The songs are seemingly written to be disorienting, either from seasick lurching (“I’m Coming Home”), herky-jerky motion (“It’s Personal”), or both (“Hello Cruel World”). Elsewhere, sometimes the band simply barrels along until you’re exhausted, as on “Dead Predators” and “Together Whenever”. The record’s slower tunes—“Pity City” and “Save Me, Baby”— thankfully allow some (minor) reprieve from the convulsions. They also have two of the strongest melodies here, and the latter, along with “Fortune & Sons,” has Henry’s best vocal of the set.

Speaking of, Henry steals the show here by dividing his time between singing and screaming. Henry’s favorite trick is to intertwine his voice with the guitar, strengthening both as a result.

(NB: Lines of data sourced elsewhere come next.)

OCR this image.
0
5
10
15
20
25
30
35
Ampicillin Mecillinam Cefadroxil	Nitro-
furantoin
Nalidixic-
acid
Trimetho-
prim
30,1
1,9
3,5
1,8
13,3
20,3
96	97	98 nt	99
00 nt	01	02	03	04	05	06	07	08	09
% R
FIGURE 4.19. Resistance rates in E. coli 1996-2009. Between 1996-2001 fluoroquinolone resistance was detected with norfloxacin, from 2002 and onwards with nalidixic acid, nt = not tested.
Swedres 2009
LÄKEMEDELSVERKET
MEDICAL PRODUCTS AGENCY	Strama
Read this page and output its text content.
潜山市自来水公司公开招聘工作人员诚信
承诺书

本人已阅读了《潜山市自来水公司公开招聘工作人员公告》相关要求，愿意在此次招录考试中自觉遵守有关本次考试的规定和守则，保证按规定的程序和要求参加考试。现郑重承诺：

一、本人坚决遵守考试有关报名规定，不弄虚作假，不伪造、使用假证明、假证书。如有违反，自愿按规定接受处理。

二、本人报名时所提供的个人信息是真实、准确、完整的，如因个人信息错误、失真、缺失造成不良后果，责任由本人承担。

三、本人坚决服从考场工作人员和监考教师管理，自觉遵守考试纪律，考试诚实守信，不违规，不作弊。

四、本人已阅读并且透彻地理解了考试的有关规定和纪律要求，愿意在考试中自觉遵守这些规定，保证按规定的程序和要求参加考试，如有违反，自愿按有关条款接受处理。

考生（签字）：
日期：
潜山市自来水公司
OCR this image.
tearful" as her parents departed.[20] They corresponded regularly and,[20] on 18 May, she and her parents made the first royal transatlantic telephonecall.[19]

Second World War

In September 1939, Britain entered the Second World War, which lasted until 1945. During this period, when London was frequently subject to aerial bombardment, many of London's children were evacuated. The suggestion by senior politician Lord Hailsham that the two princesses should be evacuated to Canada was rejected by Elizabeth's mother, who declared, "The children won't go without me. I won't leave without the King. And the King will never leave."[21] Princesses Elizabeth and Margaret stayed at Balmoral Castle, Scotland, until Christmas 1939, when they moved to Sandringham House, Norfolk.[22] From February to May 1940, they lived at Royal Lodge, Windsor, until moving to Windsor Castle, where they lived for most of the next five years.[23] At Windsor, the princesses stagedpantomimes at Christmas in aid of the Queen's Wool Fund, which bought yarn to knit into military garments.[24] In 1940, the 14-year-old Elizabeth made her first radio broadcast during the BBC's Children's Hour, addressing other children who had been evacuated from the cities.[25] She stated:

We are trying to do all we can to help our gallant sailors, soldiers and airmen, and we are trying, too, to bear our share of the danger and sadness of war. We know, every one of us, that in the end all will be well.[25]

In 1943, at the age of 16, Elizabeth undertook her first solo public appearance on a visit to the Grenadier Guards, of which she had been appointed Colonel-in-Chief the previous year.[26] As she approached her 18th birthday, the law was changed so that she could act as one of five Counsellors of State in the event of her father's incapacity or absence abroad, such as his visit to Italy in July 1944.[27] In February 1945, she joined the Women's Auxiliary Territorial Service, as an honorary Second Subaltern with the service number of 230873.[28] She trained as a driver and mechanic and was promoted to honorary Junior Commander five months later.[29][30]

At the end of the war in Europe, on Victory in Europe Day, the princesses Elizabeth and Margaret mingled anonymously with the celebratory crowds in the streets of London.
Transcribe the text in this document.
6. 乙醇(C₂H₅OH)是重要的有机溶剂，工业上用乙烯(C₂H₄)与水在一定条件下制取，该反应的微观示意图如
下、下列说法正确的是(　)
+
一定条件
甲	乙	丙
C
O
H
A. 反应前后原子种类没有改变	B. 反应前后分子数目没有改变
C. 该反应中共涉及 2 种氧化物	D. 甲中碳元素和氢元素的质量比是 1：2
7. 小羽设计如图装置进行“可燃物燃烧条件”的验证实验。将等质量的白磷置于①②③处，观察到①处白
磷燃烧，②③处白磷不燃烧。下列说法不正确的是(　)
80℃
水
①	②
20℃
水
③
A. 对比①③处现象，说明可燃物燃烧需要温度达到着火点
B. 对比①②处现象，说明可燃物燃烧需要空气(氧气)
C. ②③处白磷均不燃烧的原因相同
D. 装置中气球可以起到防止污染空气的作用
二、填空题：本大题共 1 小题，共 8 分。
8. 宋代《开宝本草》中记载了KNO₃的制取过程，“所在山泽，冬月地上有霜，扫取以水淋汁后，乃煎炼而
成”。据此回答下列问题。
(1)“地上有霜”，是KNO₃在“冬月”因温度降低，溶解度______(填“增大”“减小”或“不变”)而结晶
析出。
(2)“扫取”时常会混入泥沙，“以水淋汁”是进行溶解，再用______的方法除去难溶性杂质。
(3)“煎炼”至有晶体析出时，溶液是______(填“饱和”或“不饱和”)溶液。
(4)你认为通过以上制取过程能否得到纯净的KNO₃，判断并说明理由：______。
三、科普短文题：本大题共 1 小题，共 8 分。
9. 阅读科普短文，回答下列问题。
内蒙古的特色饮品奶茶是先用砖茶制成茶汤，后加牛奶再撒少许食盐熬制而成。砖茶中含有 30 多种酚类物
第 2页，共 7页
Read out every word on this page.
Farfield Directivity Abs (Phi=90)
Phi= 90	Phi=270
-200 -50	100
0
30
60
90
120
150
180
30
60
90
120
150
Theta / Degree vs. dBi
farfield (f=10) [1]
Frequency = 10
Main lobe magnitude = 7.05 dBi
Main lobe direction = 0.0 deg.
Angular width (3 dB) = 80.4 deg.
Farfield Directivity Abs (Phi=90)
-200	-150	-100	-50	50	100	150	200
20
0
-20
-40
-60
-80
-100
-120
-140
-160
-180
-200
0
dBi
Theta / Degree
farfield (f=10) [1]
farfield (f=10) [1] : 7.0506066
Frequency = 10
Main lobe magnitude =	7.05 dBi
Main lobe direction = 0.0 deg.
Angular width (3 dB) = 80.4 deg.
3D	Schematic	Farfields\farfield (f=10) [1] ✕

He expertly rides the tumult of “Another World To Call Your Own” just as well as he aches with “Save Me”. His lyrics, meanwhile, match The Primals’ lizard-brain rocking with stream-of-consciousness (“Can you see what I’ve seen?/ Or tell a soul from a dream?/ Anyways, it’s like a knife that cuts you twice/ Or was it once?/ Now I forget”) and a bit of nihilism (“I’ve been fooled but it’s something to do/ Don’t know why I try”).

All Love, then, is a promising debut, despite the band playing it safe for much of the runtime. The one exception is album closer “I’m Coming Home,” which functions more like a three act play than a song. It’s a bit odd, and a bit out of place. It also demonstrates that these guys have more to offer on future outings.